By Frank Newman on 25th May 2015
Budget 2015 continues a pattern of incremental rather than seismic change. There were however some surprises in the social policy area.
- A $790m child hardship package which includes a $25 increase in core benefits for beneficiaries with children. This appears to be the “dividend” from a government initiative to move people from welfare to work and savings more than first projected.
- Other changes in the welfare area include:
– Requiring most sole parents to be available for part-time work of 20 hours a week (instead of
15) once their youngest child turns 3 (instead of 5).
– Lower-income working families not on a benefit will get up to $12.50 a week extra from
Working for Families, and some very low-income working families will get $24.50 extra.
– The childcare assistance subsidy for low-income families will increase from $4 an hour to $5
an hour for up to 50 hours of childcare a week per child.
- With Auckland in mind, from 1 October the government will change the “intention test” tax regime to include all residential property sold within two years of purchase, thereby making gains on resale taxable income. Exemptions apply where it is a persons main home, inherited, or transferred in a relationship property settlement. The two-year rule does not apply to other forms of investment asset but all remain subject to the intention test and does not exempt residential investment property sold after two years if it was purchased with a resale intention.
- Whether the new law is a capital gains tax or not is one of semantics, but it does make it easier for a future government to turn it into a capital gains tax, for example by extending the time frame to say 5 years or 10 years and extending the range of assets caught by the time limit to include shares, businesses, art, and so on.
- These new measures follow the announcement by the Reserve Bank that it will impose greater lending restrictions on property buyers in Auckland and relax them elsewhere:
– From 1 October residential property investors in Auckland will be required to have a minimum
– Banks will continue to be limited to 10% of new mortgage lending to Auckland owner-
occupiers with deposits of less than 20%.
– Outside Auckland, however, banks will be allowed 15% of their new mortgage lending to low
deposit buyers, rather than 10% as now.
- An additional $29 million has been allocated to pursue property investors, bringing the total over the next five years to $62m. That is expected to generate $420m of extra tax over the five years! Put simply, the IRD will have more compliance officers “on the beat”. We encourage clients to consider Audit Shield (see below).
- From 1 October foreigners buying property in New Zealand will be required to have a NZ Bank account and IRD number. This is in part addressed at tracking down foreigners speculating in our property market but also counter money laundering in the cash economy.
- The government will make 500ha of state-owned land in Auckland available for housing. It is estimated that this may add between 4,500 and 10,000 houses. This is sensible, but not a quick fix. The time frame is measured in years rather than months, and longer if council planners hold up the process as is usually the case.
- An extra 3000 tenants will be entitled to the income-related rent subsidy by extending the subsidy to community housing providers.
Business and the economy
- ACC levies will reduce by $375m next year, followed by cuts of $125m in 2017. From July 1, ACC levy cuts ($130) already announced in vehicle registrations will come into effect.

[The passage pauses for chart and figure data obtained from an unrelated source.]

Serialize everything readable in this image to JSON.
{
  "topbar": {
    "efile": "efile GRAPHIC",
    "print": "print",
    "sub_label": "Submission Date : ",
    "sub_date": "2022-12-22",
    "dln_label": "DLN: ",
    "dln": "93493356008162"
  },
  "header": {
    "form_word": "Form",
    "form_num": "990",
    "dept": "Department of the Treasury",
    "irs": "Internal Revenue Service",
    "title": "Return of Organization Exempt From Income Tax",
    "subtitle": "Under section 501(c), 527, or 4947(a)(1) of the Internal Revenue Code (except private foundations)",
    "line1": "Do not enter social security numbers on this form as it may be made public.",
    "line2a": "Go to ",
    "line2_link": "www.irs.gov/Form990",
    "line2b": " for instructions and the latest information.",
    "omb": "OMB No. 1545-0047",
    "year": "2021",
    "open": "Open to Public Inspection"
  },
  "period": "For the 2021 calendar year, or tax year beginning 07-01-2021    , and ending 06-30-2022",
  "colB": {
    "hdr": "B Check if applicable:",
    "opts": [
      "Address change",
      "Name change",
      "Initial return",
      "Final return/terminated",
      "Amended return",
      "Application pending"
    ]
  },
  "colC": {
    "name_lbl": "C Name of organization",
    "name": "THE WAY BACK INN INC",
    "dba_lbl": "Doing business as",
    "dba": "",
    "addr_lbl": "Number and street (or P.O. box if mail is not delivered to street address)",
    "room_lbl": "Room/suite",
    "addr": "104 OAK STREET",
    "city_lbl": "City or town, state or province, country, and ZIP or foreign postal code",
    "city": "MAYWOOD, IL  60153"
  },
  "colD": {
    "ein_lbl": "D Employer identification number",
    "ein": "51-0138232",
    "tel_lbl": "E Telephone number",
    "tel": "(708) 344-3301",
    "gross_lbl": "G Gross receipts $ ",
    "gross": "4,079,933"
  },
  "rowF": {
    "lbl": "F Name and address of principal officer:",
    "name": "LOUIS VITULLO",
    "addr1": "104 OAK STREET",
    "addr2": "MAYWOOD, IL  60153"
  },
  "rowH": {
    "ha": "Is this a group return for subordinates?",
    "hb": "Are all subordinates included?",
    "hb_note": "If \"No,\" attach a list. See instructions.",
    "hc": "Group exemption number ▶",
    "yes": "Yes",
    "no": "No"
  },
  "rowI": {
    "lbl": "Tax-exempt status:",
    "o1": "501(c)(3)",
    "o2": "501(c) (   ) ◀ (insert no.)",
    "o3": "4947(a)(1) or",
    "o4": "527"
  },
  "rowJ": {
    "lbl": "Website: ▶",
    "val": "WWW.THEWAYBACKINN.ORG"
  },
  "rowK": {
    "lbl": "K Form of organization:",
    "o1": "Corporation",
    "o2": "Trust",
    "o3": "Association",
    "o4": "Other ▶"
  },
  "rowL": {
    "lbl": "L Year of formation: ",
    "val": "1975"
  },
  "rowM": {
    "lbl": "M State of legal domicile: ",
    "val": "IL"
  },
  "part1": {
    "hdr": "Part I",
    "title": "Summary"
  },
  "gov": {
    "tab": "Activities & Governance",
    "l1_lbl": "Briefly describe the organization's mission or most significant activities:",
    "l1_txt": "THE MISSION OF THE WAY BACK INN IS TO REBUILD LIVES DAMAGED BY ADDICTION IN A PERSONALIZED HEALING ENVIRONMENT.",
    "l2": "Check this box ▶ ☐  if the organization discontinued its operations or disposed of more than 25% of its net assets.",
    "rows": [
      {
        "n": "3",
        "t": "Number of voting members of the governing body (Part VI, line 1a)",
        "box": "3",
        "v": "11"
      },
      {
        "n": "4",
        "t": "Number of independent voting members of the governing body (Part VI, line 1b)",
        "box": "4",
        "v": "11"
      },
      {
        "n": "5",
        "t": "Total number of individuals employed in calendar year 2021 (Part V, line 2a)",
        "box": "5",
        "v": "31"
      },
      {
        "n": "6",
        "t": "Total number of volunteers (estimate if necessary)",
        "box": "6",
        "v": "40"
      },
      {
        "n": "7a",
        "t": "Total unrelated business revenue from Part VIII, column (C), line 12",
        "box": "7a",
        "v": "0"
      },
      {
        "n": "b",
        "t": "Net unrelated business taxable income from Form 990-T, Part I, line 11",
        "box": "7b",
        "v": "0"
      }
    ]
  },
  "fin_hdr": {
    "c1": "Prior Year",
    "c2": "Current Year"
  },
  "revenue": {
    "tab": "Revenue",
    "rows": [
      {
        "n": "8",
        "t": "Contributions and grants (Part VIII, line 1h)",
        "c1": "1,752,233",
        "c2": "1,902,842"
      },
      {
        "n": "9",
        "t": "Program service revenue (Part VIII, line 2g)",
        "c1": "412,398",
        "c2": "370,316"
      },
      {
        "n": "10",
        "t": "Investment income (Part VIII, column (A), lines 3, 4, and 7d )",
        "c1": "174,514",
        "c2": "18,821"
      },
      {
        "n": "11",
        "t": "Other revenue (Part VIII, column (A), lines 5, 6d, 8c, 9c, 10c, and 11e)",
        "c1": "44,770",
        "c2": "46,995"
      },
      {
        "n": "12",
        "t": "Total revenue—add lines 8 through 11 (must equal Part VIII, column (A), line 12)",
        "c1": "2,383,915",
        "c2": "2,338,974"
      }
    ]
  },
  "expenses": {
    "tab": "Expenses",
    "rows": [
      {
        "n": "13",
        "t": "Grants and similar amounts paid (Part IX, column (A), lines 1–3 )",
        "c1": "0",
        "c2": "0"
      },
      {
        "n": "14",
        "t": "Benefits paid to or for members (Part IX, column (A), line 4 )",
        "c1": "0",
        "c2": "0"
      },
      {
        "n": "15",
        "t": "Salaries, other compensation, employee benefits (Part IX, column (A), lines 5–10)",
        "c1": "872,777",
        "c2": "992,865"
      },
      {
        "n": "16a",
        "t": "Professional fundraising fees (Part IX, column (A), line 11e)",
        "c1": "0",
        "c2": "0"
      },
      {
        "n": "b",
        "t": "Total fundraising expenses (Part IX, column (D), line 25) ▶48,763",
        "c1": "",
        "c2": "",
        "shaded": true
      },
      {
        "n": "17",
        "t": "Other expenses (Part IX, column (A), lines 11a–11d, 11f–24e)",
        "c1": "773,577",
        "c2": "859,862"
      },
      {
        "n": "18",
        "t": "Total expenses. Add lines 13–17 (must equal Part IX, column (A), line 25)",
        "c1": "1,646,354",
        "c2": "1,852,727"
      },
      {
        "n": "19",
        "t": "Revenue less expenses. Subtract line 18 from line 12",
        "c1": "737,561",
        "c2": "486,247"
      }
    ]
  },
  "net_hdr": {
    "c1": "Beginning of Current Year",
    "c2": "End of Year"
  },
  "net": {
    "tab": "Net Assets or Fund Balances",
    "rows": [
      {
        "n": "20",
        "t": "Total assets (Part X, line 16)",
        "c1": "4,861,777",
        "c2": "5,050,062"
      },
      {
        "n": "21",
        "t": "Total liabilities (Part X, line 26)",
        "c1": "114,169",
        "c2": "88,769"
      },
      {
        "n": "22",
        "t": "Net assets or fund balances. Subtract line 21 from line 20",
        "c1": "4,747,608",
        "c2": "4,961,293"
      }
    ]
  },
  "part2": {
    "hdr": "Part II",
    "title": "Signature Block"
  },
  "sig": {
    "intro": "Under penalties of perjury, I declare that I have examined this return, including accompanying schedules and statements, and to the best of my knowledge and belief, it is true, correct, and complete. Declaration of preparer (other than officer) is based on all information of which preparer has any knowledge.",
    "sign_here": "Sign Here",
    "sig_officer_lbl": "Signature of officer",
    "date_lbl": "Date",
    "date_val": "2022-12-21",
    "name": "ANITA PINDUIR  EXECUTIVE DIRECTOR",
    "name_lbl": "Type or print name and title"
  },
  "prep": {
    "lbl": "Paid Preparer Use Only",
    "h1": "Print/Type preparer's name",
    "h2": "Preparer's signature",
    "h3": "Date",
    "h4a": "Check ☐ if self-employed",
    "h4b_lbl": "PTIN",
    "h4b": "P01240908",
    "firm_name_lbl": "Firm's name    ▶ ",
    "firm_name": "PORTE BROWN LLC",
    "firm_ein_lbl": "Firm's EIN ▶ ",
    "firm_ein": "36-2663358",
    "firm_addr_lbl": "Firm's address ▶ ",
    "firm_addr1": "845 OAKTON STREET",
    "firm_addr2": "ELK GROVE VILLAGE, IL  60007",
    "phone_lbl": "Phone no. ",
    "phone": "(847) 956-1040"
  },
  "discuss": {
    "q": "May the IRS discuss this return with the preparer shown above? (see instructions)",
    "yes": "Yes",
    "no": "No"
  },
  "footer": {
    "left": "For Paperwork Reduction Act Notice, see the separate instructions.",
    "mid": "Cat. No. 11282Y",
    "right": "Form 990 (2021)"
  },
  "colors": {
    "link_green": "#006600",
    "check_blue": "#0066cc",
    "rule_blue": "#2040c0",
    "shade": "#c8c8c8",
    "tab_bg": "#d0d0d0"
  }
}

- New funding of $210m for more ultra-fast broadband and $150m for improvements to rural broadband.
- $12m has been allocated for the New Zealand Business Number which is a foundation stone for data sharing by government departments and online services. This is part of the governments proposal to reduce compliance costs by 25% by 2017.
- $425m has been allocated to support Business Growth Agenda initiatives. $25m has been allocated to establish three regional research institutes to focus on creating new jobs in the regions.
- Lower than expected tax revenues has caused the government to report a deficit for the year of $684m against a forecast surplus of $372m. A surplus of $176m is projected for the 2015/16 year. Whether that is achieved will largely depend on international commodity prices and exchange rate movements.
- Economic growth is expected to average nearly 3% over the next four years.
- Unemployment is expected to fall below 5%.
- Government spending represents about 34% of New Zealand’s gross domestic product (a measure of the effective tax rate of all New Zealander taxpayers). Its long-term target is 30%.
- If budget targets are achieved the Government has signaled small tax cuts in 2017 (election year!).
- Border security will be beefed up with funding from a new “border clearance levy” for arriving and departing passengers of $16 and $6 respectively.
- The $1,000 KiwSaver kick-start has been removed with immediate effect. All other subsidies remain. Taking away the kick-start incentive will remove the attraction of parents signing up their kids for a free $1,000, but there are still compelling reasons for +18 year olds to join. The free money that remains is the $521 annual tax credit for all, the employer subsidy for salary and wage earners, and the significant first home buyer benefits.